Mild disease can be treated with artificial tears or a topical vasoconstrictor (Naphcon A). In more severe cases, consultation with an ophthalmologist is appropriate regarding topical steroids and topical nonsteroidal anti-inflammatory drugs (NSAIDs). Surgical excision by the ophthalmologist is indicated if the pterygium interferes with contact lens wear, encroaches significantly on the visual axis resulting in induced astigmatism or opacity, or restricts eye movement.
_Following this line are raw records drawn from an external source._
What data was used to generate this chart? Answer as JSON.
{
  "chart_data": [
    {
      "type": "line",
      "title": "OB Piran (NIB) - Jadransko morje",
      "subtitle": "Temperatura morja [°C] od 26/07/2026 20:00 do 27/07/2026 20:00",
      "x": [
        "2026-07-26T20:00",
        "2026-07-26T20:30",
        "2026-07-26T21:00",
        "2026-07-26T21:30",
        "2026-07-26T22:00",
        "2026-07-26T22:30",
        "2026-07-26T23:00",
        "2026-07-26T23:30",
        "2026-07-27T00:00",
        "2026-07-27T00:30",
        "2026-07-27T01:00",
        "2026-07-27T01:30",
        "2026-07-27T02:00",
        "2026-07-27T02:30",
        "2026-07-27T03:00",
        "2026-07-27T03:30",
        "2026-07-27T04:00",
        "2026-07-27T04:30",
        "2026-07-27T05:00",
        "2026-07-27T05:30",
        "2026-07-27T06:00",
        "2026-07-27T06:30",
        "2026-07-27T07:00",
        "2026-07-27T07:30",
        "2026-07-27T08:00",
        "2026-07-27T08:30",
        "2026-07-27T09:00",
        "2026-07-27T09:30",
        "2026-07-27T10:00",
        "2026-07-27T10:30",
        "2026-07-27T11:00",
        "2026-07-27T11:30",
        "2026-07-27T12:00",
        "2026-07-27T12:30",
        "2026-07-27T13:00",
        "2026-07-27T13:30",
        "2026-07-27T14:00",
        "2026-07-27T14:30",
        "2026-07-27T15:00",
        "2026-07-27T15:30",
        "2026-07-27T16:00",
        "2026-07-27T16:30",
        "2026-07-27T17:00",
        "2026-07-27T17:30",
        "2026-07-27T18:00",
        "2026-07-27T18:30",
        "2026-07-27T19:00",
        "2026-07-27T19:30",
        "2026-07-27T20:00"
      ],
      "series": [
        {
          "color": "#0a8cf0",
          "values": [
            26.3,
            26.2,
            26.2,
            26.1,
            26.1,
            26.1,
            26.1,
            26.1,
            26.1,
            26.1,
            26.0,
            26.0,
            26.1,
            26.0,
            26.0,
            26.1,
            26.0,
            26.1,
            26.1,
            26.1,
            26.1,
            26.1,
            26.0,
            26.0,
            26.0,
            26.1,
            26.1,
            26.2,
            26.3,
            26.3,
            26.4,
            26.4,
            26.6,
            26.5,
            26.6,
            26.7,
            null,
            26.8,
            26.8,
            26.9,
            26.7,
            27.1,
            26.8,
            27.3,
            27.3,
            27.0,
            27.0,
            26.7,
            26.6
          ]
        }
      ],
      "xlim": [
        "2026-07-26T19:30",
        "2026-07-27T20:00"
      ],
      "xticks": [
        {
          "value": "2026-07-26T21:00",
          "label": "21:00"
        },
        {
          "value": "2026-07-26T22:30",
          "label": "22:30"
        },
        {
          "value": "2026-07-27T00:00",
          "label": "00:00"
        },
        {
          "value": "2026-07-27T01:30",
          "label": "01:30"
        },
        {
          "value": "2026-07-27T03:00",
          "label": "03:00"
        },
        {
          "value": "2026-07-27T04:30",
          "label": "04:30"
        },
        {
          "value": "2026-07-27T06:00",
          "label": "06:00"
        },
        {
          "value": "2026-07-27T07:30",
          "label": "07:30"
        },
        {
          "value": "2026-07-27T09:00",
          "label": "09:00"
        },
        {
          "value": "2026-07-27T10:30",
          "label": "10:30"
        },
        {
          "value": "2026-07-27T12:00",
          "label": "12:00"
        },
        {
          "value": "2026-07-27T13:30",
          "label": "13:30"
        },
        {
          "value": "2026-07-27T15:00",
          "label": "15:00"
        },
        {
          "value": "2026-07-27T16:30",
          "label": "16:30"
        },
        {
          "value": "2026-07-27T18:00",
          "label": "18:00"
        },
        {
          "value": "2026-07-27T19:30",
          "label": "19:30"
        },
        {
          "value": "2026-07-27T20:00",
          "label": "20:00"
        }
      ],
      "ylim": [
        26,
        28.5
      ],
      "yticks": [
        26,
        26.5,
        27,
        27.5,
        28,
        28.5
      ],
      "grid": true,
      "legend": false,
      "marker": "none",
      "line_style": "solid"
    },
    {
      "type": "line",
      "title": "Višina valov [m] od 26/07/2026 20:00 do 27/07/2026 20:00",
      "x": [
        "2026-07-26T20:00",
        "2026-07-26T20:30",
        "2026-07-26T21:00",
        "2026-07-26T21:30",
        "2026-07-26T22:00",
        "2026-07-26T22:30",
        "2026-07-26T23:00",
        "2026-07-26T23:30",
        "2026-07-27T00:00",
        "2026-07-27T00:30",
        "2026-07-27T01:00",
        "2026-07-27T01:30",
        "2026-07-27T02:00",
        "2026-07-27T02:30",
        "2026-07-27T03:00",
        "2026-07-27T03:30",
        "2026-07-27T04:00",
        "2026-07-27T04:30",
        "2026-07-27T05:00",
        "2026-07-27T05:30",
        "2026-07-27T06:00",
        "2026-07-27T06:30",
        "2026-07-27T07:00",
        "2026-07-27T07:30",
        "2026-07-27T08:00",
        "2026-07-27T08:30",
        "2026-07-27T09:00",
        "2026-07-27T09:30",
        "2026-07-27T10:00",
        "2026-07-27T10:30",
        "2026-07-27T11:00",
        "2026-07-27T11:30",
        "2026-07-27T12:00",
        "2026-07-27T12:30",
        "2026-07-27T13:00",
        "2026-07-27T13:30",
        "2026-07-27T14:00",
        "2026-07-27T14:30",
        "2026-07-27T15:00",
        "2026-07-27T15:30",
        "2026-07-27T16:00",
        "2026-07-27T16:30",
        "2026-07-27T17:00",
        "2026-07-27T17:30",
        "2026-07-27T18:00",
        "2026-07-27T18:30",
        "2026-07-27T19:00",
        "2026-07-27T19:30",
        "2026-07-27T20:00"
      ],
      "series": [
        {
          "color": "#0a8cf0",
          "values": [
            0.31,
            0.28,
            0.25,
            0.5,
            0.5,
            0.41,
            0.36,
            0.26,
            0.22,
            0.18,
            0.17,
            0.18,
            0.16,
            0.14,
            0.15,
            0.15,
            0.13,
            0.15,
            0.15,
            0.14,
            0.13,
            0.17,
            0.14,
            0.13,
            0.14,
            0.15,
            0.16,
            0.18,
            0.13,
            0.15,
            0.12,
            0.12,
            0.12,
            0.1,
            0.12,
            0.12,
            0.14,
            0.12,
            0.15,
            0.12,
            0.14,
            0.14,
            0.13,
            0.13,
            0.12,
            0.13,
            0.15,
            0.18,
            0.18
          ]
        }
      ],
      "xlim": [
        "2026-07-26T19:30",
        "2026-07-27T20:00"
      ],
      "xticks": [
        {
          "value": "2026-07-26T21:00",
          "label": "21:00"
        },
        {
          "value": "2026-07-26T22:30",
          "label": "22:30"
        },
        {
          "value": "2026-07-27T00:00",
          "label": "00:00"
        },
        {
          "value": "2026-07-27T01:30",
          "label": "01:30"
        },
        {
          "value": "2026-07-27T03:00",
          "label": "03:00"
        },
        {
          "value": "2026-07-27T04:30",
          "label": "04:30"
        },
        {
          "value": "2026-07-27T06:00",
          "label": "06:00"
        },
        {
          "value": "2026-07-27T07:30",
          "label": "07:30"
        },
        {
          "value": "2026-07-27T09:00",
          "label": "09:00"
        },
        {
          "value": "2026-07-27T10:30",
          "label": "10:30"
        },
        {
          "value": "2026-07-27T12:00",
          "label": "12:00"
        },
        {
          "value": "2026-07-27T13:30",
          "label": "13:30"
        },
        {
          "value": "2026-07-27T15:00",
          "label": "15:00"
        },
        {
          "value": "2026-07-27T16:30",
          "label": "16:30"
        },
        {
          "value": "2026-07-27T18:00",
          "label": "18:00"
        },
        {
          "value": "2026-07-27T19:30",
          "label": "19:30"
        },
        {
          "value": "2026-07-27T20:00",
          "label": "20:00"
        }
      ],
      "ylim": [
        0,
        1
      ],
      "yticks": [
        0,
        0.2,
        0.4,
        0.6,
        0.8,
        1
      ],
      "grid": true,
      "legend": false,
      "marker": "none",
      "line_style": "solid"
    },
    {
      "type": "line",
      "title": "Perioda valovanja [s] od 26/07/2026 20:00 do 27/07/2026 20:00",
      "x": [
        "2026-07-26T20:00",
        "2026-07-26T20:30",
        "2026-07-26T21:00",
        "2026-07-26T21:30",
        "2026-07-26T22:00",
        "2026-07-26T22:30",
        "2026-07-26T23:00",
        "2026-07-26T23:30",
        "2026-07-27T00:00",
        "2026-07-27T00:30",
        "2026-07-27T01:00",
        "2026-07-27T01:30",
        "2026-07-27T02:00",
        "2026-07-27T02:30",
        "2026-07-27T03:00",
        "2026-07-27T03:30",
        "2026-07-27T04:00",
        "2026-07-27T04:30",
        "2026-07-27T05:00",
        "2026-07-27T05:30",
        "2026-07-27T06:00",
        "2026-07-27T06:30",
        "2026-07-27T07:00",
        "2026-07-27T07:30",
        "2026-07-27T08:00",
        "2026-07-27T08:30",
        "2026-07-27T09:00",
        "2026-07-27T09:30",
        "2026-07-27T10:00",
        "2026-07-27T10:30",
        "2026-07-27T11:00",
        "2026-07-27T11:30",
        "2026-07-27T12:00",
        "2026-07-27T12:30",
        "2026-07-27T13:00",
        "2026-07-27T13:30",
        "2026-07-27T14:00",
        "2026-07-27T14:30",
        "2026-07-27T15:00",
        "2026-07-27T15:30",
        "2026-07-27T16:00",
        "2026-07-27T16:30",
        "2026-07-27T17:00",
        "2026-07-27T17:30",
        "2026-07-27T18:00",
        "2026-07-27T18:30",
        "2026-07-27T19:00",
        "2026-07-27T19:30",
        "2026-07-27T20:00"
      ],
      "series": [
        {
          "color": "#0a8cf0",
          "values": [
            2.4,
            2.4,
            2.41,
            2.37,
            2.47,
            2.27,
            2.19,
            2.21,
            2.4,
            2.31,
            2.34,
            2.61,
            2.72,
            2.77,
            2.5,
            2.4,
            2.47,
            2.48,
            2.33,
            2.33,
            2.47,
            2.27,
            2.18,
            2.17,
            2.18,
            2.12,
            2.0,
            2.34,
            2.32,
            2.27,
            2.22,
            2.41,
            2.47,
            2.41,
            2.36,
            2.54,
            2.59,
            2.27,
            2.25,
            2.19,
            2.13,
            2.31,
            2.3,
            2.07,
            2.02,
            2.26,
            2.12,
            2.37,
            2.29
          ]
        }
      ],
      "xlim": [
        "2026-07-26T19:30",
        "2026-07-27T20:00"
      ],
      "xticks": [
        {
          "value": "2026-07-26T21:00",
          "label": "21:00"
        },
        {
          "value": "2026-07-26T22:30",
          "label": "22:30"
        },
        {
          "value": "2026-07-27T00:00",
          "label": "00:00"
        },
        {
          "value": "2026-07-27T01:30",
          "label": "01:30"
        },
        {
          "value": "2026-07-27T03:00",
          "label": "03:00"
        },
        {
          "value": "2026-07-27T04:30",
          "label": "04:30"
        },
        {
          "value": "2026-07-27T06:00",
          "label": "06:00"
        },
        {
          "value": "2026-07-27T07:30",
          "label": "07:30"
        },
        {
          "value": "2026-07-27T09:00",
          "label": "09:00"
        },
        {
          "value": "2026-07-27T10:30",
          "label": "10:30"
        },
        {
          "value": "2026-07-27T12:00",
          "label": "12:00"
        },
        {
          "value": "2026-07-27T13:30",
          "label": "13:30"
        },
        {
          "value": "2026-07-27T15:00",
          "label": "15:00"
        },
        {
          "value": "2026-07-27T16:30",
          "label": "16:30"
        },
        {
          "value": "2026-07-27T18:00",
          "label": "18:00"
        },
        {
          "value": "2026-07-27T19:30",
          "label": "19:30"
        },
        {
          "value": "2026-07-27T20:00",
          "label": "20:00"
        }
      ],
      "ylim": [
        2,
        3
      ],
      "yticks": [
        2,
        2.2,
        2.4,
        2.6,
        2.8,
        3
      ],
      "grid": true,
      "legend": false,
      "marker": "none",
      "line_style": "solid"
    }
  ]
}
Pterygia are more likely than pinguecula to be found on the nasal conjunctiva and bilateral.
Pterygia and pingueculae are found on the horizontal meridian. Conjunctival neoplasms often occur in axes other than the horizontal axis.
Following surgical excision, recurrence of pterygia is common.
Pterygium-mimics include localized conjunctival neoplasia, conjunctivitis, and episcleritis.
HORDEOLUM/CHALAZION
A hordeolum is a localized abscess involving the glands of the eyelid. An external hordeolum (stye) involves an eyelash (cilia) follicle or the tear glands of the lid margin (glands of Zeis, Moll). An internal hordeolum involves the meibomian glands. S aureus is the most frequent isolate. Clinical findings include focal swelling, edema, erythema, and tenderness.